Option A: Manual Start (Recommended for Testing)

# Start server in foreground (see logs)
ollama serve

# Or start in background
ollama serve &

Option B: Service Mode (macOS)

# Check if installed as service
brew services list | grep ollama

# Start as service
brew services start ollama

# Check status
brew services info ollama

Verify Server is Running:

# Test connection
curl http://localhost:11434/api/tags

# Should return JSON (empty list if no models yet)

Step 3: Pull Required Models

# Best for structured JSON output and GIL extraction (recommended default)
ollama pull qwen2.5:7b

# Same family, larger — higher quality; needs much more RAM/VRAM (see table)
ollama pull qwen2.5:32b

# Qwen 3.5 (three-tier checklist in this guide + repository alignment)
# ollama pull qwen3.5:9b
# ollama pull qwen3.5:27b
# ollama pull qwen3.5:35b

# General purpose, good all-rounder (recommended default for speaker detection)
ollama pull llama3.1:8b

# Fast inference, good for speaker detection
ollama pull mistral:7b

# Larger Mistral-family tags (see table below)
ollama pull mistral-nemo:12b
ollama pull mistral-small3.2

# Balanced quality/speed for summarization
ollama pull gemma2:9b

# Lightweight for development/testing (lowest RAM requirement)
ollama pull phi3:mini

# Verify models are available
ollama list

Recommended Models:

Model Size RAM Required Speed Quality Best For Use Case
Qwen 2.5 7B 4.4GB 8GB+ Medium High Structured JSON, GIL extraction Summarization, GIL extraction (best JSON output)
Qwen 2.5 32B ~19GB 32GB+ Slower Higher Same use cases as 7B, more capacity When 7B quality is not enough and hardware allows
Llama 3.1 8B 4.7GB 8GB+ Medium High General purpose Speaker detection (default), summarization
Mistral 7B 4.1GB 8GB+ Fast Good Fast inference Speaker detection (fastest), summarization
Mistral Nemo 12B varies 16GB+ Medium Good Larger Mistral instruct Summarization when 7B is tight
Mistral Small 3.2 varies 16GB+ Medium–slow Higher Instruct / long-context class Summarization; confirm tag on Ollama library
Gemma 2 9B 5.5GB 12GB+ Medium High Balanced quality/speed Summarization (balanced)
Phi-3 Mini 2.3GB 4GB+ Fast Acceptable Lightweight Development, testing, low-resource
llama3.1:8b ~4.7GB 6-8GB Fastest Good Limited RAM (6-8GB), testing, development N/A
llama3.2:latest ~4GB 8-12GB Fast Good Standard systems (8-12GB), testing, development N/A
llama3.3:latest ~4GB 12-16GB Medium Better Production (12-16GB recommended) N/A
llama3.3:70b ~40GB 48GB+ Slow Best High-quality production (48GB+ RAM) N/A

Qwen 3.5 (Ollama): three-tier checklist

Qwen 3.5 is a newer Ollama library family than Qwen 2.5 (multimodal-capable tags; large context on many variants). Smoke evals and docs still use Qwen 2.5 7B as the primary baseline, but this repo ships model-specific prompts, integration tests, and optional hybrid smoke YAML for the three checklist tiers (see Repository alignment below). After ollama pull, always confirm summaries and any structured JSON / GIL outputs still parse. Tags and on-disk sizes change over time—see Ollama: qwen3.5.
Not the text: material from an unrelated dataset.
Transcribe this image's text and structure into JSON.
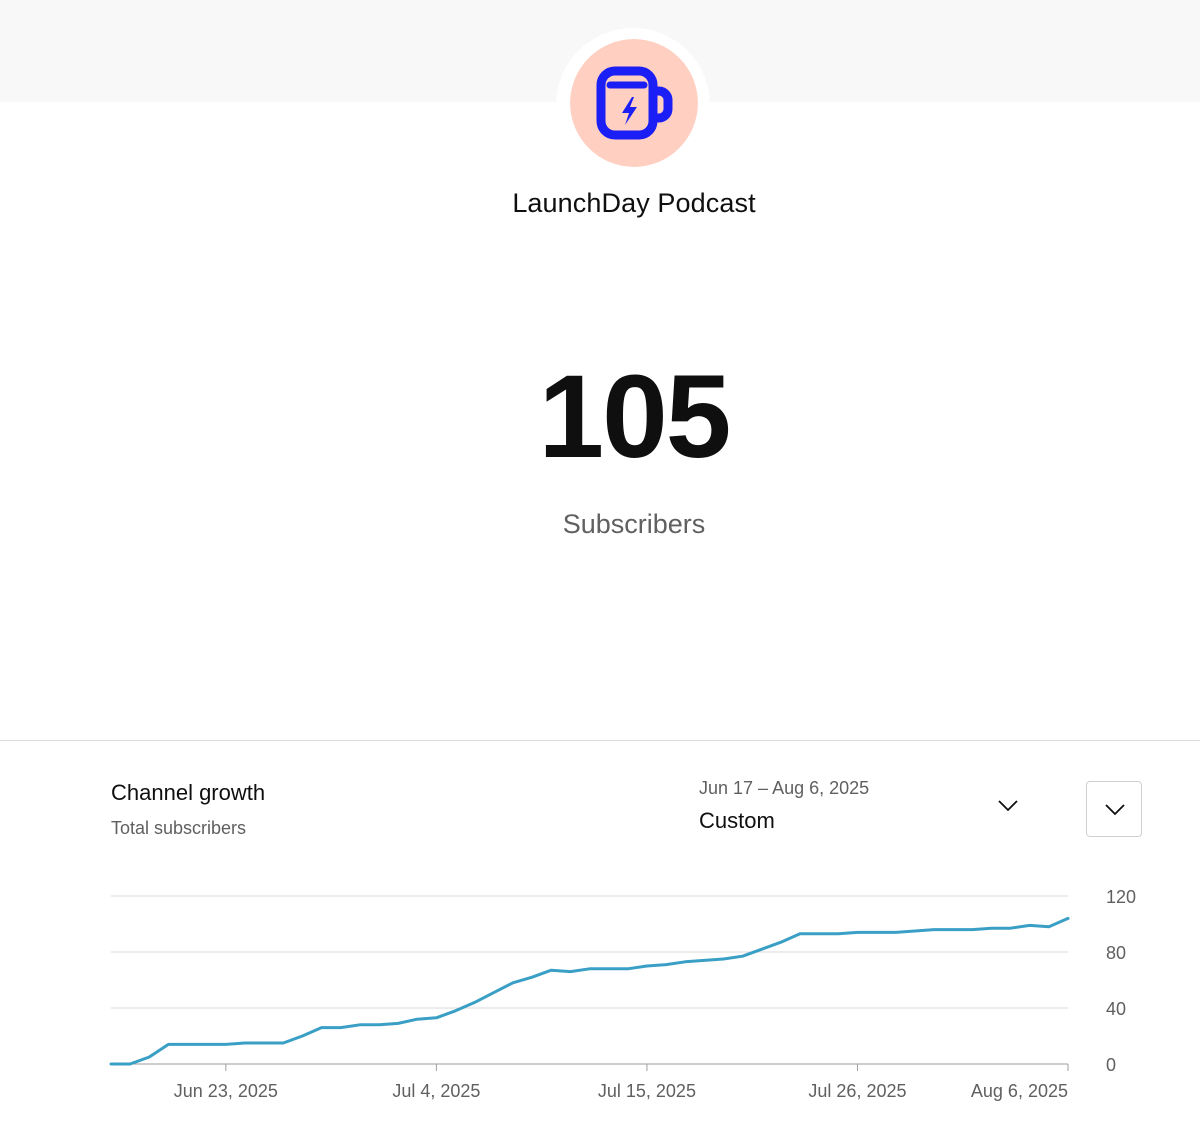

Use the same config fields as other Ollama models (ollama_summary_model, ollama_speaker_model, and/or hybrid_reduce_model with hybrid_reduce_backend: ollama). Model-specific prompts live under src/podcast_scraper/prompts/ollama/<dir>/ where <dir> replaces : with _ (e.g. qwen3.5:9bqwen3.5_9b). If you use a variant tag not covered below (e.g. qwen3.5:27b-q4_K_M), the provider falls back to generic ollama/ner/ and ollama/summarization/ prompts unless you add a matching <dir>.

For Qwen 3.5 tags, chat requests use Ollama’s OpenAI-compatible field reasoning_effort: none so the assistant answer is returned in content (not only chain-of-thought in reasoning, which can consume max_tokens and look like “empty summaries”). See Ollama: Thinking.

Tier 1 — qwen3.5:9b (fast default for Qwen 3.5)

Roughly ~6–7 GB on disk for the common quantized tag (Ollama default latest often tracks this class).

  • [ ] ollama pull qwen3.5:9b (or ollama pull qwen3.5:latest if you intend the library default)
  • [ ] ollama list includes the pulled tag
  • [ ] Point config at the exact tag (example: hybrid_reduce_model: qwen3.5:9b)
  • [ ] Run one short episode or a smoke eval; verify summary quality and JSON validity if your pipeline expects structured output

Tier 2 — qwen3.5:27b (quality)

Roughly ~17 GB for the common q4_K_M-class tag on the library page—suitable for 24 GB+ unified memory with headroom for the app and OS.

  • [ ] ollama pull qwen3.5:27b
  • [ ] ollama list includes qwen3.5:27b (or the specific variant you pulled, e.g. qwen3.5:27b-q4_K_M)
  • [ ] Set hybrid_reduce_model / ollama_summary_model to that tag
  • [ ] Re-run the same validation as Tier 1; compare latency vs Tier 1

Tier 3 — qwen3.5:35b (heavy / Apple Silicon 48 GB class)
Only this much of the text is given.